Livros, música e reclusão: a vida discreta do ex-embaixador

O cabelo grisalho tornou-se mais claro e o rosto ganhou rugas e marcas da idade. Mas, à parte disso, Jorge Ritto continua igual: discreto. Tão circunspeto, solitário e avesso à exposição mediática como há dez anos, quando foi detido por abuso sexual de menores.

A vida do antigo embaixador, de 77 anos, é recatada. Sempre foi. Como em 2003, ainda vive em Cascais e guia o mesmo Fiat Punto cinzento que passa despercebido entre os Porsche, Audi e BMW da vizinhança. Ali, na sossegada Avenida Infante D. Henrique, rodeada de moradias e espaços verdes, não há quem não saiba qual o apartamento onde mora Jorge Ritto. Os vizinhos falam do "senhor culto, educado", que "nunca alterou rotinas" desde que foi envolvido no maior escândalo sexual do Portugal moderno.

E quem o conhece confirma. "Tem mantido uma vida normal, mas com mais recato. Almoça fora, vai ao supermercado, compra o jornal. Dá-se com os amigos íntimos, mas evita expor-se muito", descreve, ao DN, José Duarte de Jesus, antigo embaixador, colega de Ritto desde o primeiro ano de liceu (entraram no mesmo dia na carreira diplomática).

Ritto cresceu solitário, "criado pelos tios e por uma avó" (a mãe morreu cedo, enquanto o pai emigrou para as "colónias"). Sem família próxima, só mantém ligação com uns primos, que moram em Leiria, e com a tia, que vive no Porto - "visita-os com frequência", diz Duarte de Jesus. O resto do tempo do ex-embaixador é passado entre o convívio com os velhos amigos ("não aceita conhecimentos novos", para não se expor) e duas paixões de sempre: literatura e a música clássica (é frequente ir aos concertos da Gulbenkian). Admirador dos seus conhecimentos sobre o governo colaboracionista de Vichy (da França na II Guerra Mundial), Duarte de Jesus já tentou convencê-lo a publicar investigação sobre a matéria. Ritto rejeitou: "Tem mantido a reserva de aparecer em público."

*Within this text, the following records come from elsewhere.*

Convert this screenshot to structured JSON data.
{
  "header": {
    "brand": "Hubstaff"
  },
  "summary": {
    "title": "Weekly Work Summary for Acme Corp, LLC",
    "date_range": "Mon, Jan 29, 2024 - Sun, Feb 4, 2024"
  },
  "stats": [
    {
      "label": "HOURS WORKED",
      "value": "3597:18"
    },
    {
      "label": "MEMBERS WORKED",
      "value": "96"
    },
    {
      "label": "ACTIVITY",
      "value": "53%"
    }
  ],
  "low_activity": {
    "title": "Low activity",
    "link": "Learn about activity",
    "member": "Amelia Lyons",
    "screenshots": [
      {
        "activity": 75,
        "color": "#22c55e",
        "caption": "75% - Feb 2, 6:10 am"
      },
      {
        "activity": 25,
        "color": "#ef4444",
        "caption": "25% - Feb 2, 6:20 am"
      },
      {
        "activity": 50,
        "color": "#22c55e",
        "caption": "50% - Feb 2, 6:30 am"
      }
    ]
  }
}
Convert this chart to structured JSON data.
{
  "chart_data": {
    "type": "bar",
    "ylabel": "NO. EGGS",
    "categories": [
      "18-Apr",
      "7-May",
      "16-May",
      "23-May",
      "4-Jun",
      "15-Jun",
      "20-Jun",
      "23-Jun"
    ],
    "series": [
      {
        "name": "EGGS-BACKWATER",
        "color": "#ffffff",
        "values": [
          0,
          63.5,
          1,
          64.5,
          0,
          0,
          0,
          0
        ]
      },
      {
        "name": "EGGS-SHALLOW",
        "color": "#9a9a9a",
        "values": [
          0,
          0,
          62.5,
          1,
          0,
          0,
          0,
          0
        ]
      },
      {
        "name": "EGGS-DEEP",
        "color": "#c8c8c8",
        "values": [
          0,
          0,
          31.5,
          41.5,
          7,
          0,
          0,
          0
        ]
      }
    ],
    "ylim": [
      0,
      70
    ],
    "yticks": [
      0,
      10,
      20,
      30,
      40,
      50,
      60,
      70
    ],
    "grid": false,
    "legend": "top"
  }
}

E é essa reserva que o norteia desde o eclodir do processo Casa Pia. Após as primeiras acusações de abusos sobre os casapianos, logo surgiram relatos sobre as crianças que recebia em casa e sobre atos sexuais com jovens ao longo de várias paragens da sua carreira diplomática de 40 anos. A tudo isso, Ritto só reagiu em comunicado e numa curta entrevista à RTP, em 2003 (antes de ser colocado em prisão preventiva), falando de "fantasias" e de uma "tentativa de assassinato social". E em tribunal manteve o silêncio - só falando nas alegações finais, para pedir a absolvição.

A sua defesa argumentou que a homossexualidade de Ritto e preferência por "homens jovens" não lhe valeria uma condenação. Mas, agora, Ritto está perto de voltar à cadeia. Apesar da "despesa e desgaste imensos" que o processo trouxe, Duarte de Jesus diz que o embaixador não é homem "de se vitimizar": "Ter-se habituado a viver sozinho deu-lhe independência e resistência maiores."

Quando esteve em prisão preventiva, Ritto surpreendeu os visitantes habituais [Duarte de Jesus, outros diplomatas e o falecido antigo diretor da Cinemateca João Bénard da Costa] com a leveza com que encarava a reclusão: "Lá tinha grandes discussões sobre literatura francesa, discutia Proust com Paulo Pedroso." Em breve, os livros e as composições de Beethoven e Mozart voltarã o a ser a sua maior companhia.